Drivers think you are either a maniac or brave, cycling in this city. They are probably right. Yet most Nairobi drivers like to multi-task – using the mobile phone while negotiating a junction or roundabout with one hand, newspaper on the steering wheel… Who is crazier now?
Our friend, the matatu driver? I thought matatu drivers would be a major challenge for a cyclist but, believe it or not, they are surprisingly pleasant if you make eye contact and indicate in good time. You can’t rely on their brakes working though!
Sign language. For a Nairobi cyclist the road signs, pedestrian crossings and traffic lights are merely advisory. Pedestrians beware.
I am ‘half a pedestrian’. So I will use the sidewalk when the two-lane road turns into a three-lane jam at rush hour as motorists overlap and a special matatu lane is created. I am, however, grateful when ‘the walking nation’ politely parts and gives me space while the County Council of Nairobi demonises me with that by-law prohibiting pedalling on footpaths, instead of putting up a cycling infrastructure. Thankfully the Chinese road contractors at least have included protected cycle lanes along the new Kileleshwa Ring Road (though the design is questionable).
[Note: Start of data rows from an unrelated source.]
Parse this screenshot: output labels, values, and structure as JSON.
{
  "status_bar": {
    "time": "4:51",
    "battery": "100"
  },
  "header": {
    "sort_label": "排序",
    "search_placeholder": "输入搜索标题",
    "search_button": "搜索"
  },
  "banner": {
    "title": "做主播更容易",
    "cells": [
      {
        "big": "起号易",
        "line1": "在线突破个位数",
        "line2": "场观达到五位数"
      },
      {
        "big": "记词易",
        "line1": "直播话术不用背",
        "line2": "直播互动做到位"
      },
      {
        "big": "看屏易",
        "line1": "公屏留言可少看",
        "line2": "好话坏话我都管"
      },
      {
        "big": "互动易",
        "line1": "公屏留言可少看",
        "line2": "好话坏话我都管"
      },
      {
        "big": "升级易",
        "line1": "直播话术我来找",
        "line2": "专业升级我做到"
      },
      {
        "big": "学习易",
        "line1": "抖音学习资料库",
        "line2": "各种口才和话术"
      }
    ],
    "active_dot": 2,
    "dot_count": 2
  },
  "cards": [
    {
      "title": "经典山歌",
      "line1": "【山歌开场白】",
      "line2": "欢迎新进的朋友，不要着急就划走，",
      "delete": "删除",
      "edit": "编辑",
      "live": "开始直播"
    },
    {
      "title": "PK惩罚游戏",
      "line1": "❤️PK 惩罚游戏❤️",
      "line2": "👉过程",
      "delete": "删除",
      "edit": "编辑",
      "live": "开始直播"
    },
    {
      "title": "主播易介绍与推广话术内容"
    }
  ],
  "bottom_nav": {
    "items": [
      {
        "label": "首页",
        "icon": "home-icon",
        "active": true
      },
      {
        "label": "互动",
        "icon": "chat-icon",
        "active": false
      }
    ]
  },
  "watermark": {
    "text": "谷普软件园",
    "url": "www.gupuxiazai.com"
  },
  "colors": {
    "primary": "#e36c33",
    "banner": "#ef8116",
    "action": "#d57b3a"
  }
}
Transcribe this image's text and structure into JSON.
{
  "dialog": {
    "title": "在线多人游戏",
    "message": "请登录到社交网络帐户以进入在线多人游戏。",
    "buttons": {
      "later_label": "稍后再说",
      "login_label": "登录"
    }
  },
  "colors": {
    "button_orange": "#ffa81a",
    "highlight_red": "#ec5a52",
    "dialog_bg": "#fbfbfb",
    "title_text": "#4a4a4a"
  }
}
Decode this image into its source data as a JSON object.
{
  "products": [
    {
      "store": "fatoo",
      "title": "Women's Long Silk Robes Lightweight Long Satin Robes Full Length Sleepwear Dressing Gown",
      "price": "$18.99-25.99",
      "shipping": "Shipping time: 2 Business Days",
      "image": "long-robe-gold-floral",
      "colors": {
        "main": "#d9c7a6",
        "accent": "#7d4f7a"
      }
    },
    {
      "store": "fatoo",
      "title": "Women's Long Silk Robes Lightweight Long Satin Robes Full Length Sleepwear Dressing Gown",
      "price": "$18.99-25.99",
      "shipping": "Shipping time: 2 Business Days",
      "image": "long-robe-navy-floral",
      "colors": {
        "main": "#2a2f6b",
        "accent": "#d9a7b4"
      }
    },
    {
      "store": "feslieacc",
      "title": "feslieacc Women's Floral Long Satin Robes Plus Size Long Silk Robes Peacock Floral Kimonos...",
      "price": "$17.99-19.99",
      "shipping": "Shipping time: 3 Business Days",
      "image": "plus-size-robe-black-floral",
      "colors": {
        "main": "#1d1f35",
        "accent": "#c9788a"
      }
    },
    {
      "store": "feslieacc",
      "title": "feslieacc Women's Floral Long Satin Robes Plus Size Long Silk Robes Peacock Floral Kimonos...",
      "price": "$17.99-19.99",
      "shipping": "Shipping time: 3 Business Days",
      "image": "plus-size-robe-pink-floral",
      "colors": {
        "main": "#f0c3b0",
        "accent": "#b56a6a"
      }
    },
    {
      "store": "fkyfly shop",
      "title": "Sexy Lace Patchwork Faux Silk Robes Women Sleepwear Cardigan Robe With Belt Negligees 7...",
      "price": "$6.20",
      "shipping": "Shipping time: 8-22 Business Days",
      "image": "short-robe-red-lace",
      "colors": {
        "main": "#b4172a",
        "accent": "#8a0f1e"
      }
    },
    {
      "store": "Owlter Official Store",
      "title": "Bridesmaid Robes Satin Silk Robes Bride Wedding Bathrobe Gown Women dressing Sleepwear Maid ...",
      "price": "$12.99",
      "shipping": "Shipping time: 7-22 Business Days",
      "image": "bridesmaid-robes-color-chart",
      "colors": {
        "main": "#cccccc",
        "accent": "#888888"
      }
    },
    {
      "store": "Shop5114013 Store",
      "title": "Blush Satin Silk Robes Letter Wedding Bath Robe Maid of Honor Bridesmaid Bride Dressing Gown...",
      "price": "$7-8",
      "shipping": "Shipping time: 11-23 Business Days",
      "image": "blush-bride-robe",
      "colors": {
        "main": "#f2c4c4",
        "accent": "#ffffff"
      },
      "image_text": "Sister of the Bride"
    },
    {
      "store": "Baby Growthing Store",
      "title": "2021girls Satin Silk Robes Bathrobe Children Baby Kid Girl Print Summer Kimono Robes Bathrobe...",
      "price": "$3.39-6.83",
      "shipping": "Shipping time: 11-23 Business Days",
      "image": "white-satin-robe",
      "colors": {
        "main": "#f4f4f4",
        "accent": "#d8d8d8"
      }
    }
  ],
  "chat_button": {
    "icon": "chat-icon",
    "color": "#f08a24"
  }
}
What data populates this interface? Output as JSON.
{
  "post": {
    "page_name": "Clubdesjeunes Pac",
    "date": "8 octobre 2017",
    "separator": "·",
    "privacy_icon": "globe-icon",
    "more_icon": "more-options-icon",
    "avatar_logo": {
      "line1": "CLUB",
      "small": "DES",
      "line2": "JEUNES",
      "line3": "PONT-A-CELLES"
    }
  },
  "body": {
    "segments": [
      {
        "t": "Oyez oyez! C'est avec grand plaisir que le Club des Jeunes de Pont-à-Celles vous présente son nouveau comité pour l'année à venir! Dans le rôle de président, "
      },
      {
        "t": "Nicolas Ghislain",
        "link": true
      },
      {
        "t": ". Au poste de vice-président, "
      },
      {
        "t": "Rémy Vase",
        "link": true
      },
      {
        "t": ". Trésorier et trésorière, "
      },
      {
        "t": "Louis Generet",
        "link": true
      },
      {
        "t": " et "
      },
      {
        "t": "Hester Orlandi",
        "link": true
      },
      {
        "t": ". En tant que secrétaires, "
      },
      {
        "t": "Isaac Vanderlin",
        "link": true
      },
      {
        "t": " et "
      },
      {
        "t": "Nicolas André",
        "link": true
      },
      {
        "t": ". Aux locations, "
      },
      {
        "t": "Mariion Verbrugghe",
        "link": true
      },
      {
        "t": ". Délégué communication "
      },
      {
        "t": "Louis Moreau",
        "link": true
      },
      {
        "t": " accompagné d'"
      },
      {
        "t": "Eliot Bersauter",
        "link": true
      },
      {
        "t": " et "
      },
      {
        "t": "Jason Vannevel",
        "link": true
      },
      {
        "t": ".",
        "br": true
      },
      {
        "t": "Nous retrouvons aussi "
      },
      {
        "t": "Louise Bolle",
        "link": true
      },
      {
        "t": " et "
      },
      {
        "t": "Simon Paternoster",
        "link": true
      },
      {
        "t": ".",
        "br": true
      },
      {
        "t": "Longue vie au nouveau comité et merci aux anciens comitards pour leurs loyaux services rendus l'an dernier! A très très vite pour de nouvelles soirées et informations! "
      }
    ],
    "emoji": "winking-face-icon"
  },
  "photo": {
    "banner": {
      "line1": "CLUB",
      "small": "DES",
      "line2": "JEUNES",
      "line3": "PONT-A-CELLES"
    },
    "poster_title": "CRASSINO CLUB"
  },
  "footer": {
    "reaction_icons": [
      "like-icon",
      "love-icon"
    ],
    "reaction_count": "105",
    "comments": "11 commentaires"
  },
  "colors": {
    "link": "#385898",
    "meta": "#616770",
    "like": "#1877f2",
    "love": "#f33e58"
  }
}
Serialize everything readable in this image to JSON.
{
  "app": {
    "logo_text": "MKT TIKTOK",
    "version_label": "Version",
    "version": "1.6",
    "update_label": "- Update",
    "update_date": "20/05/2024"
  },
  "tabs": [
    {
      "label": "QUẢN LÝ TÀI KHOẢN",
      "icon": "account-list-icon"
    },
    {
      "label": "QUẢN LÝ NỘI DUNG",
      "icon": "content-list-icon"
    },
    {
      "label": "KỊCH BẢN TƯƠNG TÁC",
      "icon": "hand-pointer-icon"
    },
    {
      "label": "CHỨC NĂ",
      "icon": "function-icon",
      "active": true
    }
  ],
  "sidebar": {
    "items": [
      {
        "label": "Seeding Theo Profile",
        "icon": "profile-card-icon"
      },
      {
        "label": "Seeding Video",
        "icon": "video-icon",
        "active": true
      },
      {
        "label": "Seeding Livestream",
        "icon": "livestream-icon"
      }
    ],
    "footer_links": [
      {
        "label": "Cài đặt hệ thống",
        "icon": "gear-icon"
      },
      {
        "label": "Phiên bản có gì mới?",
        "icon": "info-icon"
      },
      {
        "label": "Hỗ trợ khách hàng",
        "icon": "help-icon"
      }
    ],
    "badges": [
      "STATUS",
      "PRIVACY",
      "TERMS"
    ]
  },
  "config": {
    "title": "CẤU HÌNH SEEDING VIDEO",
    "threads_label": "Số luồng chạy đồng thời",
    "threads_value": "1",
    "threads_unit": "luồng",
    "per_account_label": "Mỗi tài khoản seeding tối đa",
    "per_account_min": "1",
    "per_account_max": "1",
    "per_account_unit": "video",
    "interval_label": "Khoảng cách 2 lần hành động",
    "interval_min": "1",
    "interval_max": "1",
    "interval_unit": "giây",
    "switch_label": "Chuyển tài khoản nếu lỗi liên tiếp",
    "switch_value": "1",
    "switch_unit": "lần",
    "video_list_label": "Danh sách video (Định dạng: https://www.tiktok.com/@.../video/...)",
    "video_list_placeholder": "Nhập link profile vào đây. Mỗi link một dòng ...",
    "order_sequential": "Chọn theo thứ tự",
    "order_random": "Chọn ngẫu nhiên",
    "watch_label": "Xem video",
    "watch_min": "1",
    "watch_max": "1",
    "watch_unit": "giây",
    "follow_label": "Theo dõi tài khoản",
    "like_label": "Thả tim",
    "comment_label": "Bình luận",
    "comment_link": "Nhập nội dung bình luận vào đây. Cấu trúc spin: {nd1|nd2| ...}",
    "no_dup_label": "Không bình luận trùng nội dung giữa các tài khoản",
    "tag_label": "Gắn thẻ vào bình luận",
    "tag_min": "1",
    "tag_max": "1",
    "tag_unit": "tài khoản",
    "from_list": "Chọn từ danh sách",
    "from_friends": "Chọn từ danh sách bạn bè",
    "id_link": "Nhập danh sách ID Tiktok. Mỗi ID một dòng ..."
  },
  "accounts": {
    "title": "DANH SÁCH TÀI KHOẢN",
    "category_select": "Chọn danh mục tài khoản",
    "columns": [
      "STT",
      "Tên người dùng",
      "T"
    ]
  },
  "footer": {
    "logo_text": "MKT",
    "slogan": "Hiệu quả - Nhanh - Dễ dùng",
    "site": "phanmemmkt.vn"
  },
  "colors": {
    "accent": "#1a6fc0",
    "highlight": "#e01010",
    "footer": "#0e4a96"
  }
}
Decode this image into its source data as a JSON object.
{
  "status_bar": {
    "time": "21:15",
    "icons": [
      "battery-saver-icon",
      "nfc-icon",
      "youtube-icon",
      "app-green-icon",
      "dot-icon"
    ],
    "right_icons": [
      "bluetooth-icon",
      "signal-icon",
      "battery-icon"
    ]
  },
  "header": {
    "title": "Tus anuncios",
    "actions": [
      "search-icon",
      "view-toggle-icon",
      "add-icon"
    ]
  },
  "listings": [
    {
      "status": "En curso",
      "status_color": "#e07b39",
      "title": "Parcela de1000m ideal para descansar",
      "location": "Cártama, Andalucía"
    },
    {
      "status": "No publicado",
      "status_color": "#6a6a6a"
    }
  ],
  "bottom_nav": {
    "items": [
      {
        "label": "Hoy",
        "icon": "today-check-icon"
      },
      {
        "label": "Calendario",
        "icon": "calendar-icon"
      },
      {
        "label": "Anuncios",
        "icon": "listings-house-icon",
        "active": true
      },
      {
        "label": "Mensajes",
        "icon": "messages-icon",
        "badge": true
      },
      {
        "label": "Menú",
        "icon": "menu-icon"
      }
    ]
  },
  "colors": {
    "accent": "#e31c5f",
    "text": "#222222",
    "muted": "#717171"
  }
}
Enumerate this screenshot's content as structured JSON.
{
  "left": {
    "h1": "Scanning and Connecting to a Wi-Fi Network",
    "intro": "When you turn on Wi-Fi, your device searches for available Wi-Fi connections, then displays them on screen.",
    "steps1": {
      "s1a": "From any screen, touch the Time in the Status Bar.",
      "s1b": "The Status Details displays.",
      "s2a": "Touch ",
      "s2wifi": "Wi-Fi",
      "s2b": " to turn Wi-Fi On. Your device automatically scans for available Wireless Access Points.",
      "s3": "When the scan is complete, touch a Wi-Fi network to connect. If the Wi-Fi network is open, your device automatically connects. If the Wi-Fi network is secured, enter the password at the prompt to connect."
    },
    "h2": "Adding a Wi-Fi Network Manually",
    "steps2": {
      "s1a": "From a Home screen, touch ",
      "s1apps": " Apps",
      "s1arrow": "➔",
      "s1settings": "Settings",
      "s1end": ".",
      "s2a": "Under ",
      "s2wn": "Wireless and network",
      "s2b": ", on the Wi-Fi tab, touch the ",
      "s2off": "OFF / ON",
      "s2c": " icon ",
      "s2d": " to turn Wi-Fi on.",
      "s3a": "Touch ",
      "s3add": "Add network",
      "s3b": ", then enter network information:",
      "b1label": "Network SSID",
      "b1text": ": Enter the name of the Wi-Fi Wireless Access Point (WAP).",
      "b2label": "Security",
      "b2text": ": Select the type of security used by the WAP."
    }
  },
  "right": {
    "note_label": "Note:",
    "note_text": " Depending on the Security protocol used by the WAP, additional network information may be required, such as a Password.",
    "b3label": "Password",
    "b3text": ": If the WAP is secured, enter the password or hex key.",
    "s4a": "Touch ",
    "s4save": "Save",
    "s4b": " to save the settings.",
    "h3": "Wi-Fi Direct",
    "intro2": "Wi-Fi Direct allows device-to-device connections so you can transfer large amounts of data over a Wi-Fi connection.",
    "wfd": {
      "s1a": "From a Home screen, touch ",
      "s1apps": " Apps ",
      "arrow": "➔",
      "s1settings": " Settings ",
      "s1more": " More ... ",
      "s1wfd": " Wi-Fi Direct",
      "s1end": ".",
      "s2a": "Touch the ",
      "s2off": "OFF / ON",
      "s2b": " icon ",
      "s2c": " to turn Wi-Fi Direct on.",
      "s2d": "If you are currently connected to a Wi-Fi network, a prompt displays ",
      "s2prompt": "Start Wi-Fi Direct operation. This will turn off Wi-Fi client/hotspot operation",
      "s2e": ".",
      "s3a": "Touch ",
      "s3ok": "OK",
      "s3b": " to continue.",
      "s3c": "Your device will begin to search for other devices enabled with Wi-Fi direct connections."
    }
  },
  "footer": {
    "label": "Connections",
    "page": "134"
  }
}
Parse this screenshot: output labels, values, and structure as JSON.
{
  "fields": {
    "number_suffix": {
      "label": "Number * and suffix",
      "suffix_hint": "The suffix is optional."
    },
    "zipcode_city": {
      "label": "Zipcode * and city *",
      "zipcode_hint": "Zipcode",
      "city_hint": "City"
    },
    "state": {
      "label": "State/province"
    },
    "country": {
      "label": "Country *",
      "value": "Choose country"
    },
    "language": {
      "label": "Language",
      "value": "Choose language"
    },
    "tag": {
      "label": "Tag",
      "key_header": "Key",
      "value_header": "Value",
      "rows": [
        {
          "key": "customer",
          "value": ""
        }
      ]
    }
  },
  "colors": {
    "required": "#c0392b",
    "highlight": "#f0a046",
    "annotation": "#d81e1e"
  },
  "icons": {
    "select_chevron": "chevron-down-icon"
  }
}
Read more from Nairobi’s cyclists at www.shecyclesnairobi.wordpress.com
Traffic Survivor’s Kit
Five essentials everyone needs to ease the pain of time lost in a traffic jam:
1 Reading matter
When the wait is long enough so you can turn off the engine, you need something to read. To dip in to and be stimulated. Forget the vendors hustling at your window, the only reading matter you need is a copy of Kenya Yetu magazine. While you’re at it, why don’t you tell us what you think of the magazine on firstname.lastname@example.org or tweet us at @kenyayetumag.
2 Smart and snappy
Everybody has a smartphone, right? And an Instagram account (of course). Don’t just stare mindlessly at your surroundings, stick your phone out the window and take a picture of the city skyline, the traffic or anything else that catches your eye. Then share it. Your surroundings won’t feel so tedious ever again.
3 Game on
Download the Word Feud app on your phone and invite a big-mouthed friend who hates to lose to a game of words. It’s like Scrabble. Only cooler.
4 Tidy your act
Essential kit for a traffic jam? Electric razor for the men, and compact make-up kit for the women. You don’t want to be preening yourself on the way to work when the traffic’s moving, but there’s no point wasting time when there’s a jam, is there?
5 Music to your ears
Let’s be honest, commercial radio has become a bumbling farce. Too much jabber, zero gravitas. So what you need is a station that has less talk and more music. Urban music. Try 103.5 Homeboyz Radio. “Kick-ass” (as they say) music, for the most part. Also try 105.5 X-fm if you are in the mood for a rockier ride. Alternatively, load Bill Cosby’s standby comedy CD. It will greatly help your mood. And lessen your road rage. Yes, that’s you I’m talking to.